Z pensji z pracy 10-20%
z tego co urobie na boku 80-100%
Wersja do druku
Z pensji z pracy 10-20%
z tego co urobie na boku 80-100%
Wszystko schodzi od razu
rachunki, jedzenie, paliwo, rata, karnet na silke, pierdoly comiesieczne typu fryzjer, soczewki i inne o ktorych nie pamietam i zostaje max 500zl w danym miesiacu do wydania, a do konca roku praktycznie mam zaplanowane na co wydam. Zawsze sie cos znajdzie -> jeden miesiac lecznie kanalowe zeba, drugi oc, trzeci telefon mam juz stary to musze kupic jakis za 500zl chociaz, a to do samochodu jakies pierdoly bla bla i nie ma szans odlozyc, jedynie zwlekam z wydatkami jeszcze
bywaly miesiace ze z 70% a bywaly miesiace ze byłem na minusie xD policzylem sobie to w skali roku i wyszlo mi jakos 10-15% co mnie troche zmartwilo bo myslalem ze daje wiecej rady ;/
kurwa ja nieźle zarabiam a nie odkładam nic ale niestety przyzwyczaiłem sie do imprezowego stylu życia i np. to że jest wtorek a w środę mam pierwszą zmianę w niczym mi nie przeszkadza. Mam już swoje lata i trochę oleju w głowie więc planuje odkładać jakieś 40% żeby wynająć mieszkanie w najbliższym czasie aczkolwiek gdy je wynajmę odłożenie takiej kwoty stanie się nierealne bo tyle wyniesie sam czynsz a w gównie nie będe mieszkał ;P
Odkładaj na początku miesiąca na przykład na konto w innym banku, a nie zakładaj że jak Ci coś zostanie na koniec miesiąca to odłożysz. Ogólnie radzę zweryfikować wydatki, zastanowić się za co przepłacasz, co jesteś w stanie sobie odmówić. Na przykład jedzenie na mieście, zamiast wydawać 25 zł na obiad za te pieniądze możesz sobie zrobić w mieszkaniu obiady na trzy dni. Jeżeli często płacisz gotówką to możesz wrzucać wieczorem do słoiczka wszystkie drobne, pod koniec miesiąca jakaś stówka się zawsze uzbiera. Wiem, że w moim banku jest taka możliwość, że przy każdej płatności kartą jakieś 2% wartości transakcji dodatkowo jest przelewane na konto oszczędnościowe.
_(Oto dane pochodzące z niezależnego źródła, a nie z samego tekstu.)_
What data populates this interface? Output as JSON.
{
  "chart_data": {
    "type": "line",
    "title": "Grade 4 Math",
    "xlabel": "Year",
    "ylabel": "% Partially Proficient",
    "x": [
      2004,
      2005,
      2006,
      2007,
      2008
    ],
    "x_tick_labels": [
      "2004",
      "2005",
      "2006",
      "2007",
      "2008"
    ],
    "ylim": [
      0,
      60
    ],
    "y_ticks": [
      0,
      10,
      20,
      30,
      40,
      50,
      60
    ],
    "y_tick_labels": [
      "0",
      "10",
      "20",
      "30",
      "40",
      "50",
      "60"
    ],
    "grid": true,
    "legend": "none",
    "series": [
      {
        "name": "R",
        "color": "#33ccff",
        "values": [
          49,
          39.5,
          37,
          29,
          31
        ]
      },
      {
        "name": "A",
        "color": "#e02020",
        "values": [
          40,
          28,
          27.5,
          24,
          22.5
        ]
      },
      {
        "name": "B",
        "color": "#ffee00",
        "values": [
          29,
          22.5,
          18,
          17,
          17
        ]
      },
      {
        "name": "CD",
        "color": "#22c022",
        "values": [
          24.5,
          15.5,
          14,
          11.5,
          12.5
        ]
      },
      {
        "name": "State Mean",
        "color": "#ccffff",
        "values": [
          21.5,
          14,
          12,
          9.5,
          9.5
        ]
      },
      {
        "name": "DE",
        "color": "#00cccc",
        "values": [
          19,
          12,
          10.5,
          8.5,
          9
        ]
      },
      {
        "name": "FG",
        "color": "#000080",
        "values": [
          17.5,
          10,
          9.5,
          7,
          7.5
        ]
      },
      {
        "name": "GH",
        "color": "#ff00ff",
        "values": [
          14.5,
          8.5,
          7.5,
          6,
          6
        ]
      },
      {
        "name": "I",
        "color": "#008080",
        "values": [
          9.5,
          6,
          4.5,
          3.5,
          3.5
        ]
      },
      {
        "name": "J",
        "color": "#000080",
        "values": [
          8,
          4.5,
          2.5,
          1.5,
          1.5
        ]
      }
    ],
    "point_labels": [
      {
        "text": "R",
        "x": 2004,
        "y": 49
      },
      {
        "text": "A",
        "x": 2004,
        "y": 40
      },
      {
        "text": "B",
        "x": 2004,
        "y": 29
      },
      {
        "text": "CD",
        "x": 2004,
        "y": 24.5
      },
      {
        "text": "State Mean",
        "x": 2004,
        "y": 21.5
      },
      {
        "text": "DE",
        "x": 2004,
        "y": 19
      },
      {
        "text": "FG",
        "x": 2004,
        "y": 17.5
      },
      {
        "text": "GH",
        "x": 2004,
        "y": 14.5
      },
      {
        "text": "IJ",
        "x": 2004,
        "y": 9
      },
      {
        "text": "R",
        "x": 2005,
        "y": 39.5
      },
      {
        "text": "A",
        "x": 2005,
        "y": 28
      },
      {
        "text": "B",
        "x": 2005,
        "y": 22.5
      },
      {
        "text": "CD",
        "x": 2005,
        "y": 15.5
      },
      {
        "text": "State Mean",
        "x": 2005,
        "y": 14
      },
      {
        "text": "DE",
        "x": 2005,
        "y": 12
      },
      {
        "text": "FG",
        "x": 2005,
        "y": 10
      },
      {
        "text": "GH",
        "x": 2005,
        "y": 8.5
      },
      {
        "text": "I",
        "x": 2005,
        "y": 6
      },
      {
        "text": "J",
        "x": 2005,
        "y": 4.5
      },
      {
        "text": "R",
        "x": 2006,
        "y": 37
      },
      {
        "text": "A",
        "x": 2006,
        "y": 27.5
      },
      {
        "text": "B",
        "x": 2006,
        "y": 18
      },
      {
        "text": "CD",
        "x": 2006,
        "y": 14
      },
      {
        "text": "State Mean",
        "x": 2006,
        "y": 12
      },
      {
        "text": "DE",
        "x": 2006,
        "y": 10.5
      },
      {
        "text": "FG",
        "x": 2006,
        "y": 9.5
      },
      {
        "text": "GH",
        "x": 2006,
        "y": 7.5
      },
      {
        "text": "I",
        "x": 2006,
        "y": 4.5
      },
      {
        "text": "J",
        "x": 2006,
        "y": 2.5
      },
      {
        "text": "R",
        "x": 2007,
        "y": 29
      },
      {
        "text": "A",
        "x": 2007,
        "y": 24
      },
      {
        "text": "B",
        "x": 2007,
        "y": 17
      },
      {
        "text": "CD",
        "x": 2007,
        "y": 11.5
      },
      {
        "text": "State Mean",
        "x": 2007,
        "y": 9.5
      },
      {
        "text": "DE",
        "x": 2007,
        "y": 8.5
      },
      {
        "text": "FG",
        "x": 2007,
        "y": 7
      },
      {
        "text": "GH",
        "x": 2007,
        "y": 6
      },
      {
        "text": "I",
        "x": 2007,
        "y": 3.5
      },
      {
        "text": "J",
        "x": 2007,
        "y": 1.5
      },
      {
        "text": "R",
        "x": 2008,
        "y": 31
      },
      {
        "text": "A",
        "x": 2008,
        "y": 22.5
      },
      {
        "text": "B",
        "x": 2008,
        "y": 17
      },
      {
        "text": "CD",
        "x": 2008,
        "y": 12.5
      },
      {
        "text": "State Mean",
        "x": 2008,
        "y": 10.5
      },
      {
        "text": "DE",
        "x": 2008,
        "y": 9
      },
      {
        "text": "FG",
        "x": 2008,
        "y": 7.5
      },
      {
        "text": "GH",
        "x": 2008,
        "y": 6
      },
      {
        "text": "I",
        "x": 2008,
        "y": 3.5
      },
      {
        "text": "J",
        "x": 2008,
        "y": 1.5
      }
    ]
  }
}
10% odkładam, jak na studenta myśle że i tak dobrze
Polecam pisać, czy ktoś mieszka z rodzicami czy samemu. Jeżeli ktoś odkłada 30% utrzymując się samemu to szacun, ale jeżeli ktoś odkłada 30% mieszkając z rodzicami to jednak rozrzutność. (chociaż pieniądze są od tego żeby je wydawać)
Ja odkładam około 70-80% pensji mieszkając z rodzicami jako student dzienny.
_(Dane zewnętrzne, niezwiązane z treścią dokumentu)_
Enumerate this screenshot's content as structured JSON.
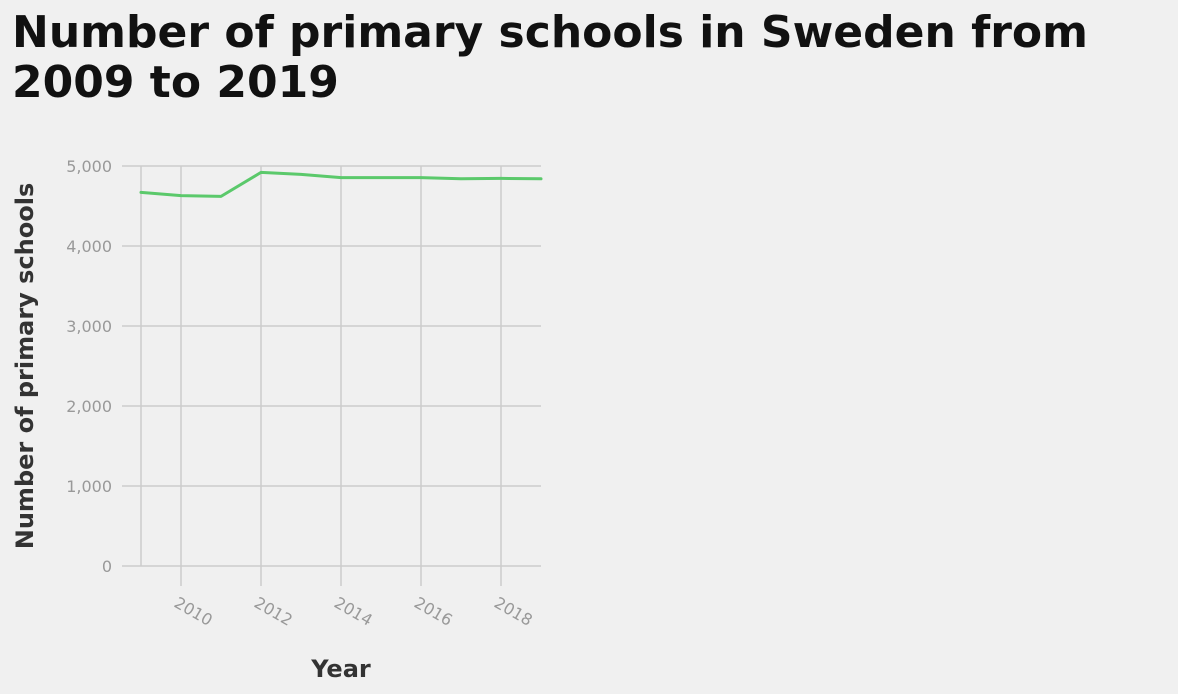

30-50%, wynajmując mieszkanie w dwie osoby.
Dziś Matki Boskiej Pieniężnej, więc podliczyłem jak to wyszło w kwietniu. Na oszczędnościowe poszło dokładnie 24.5%. Ale to zależy od miesiąca - zazwyczaj jest to w granicach 10 - 20%.
Utrzymuję się sam.
Na co oszczedzacie? Macie jakis glowny cel czy oszczedzacie dla samego oszczedzania?
Żeby w razie awarii mieć jakieś oszczędności.
A jak się nie wyda to pewnie pójdzie na kredyt mieszkaniowy za parę lat.
podziwiam was, mieszkam z rodzicami, mamie daje miesiecznie 300 zl i tacie 100, za nic nie place a zarabiajac srednio 3k~ nie odkladam nic i czesto pozyczam pod koniec miesiaca.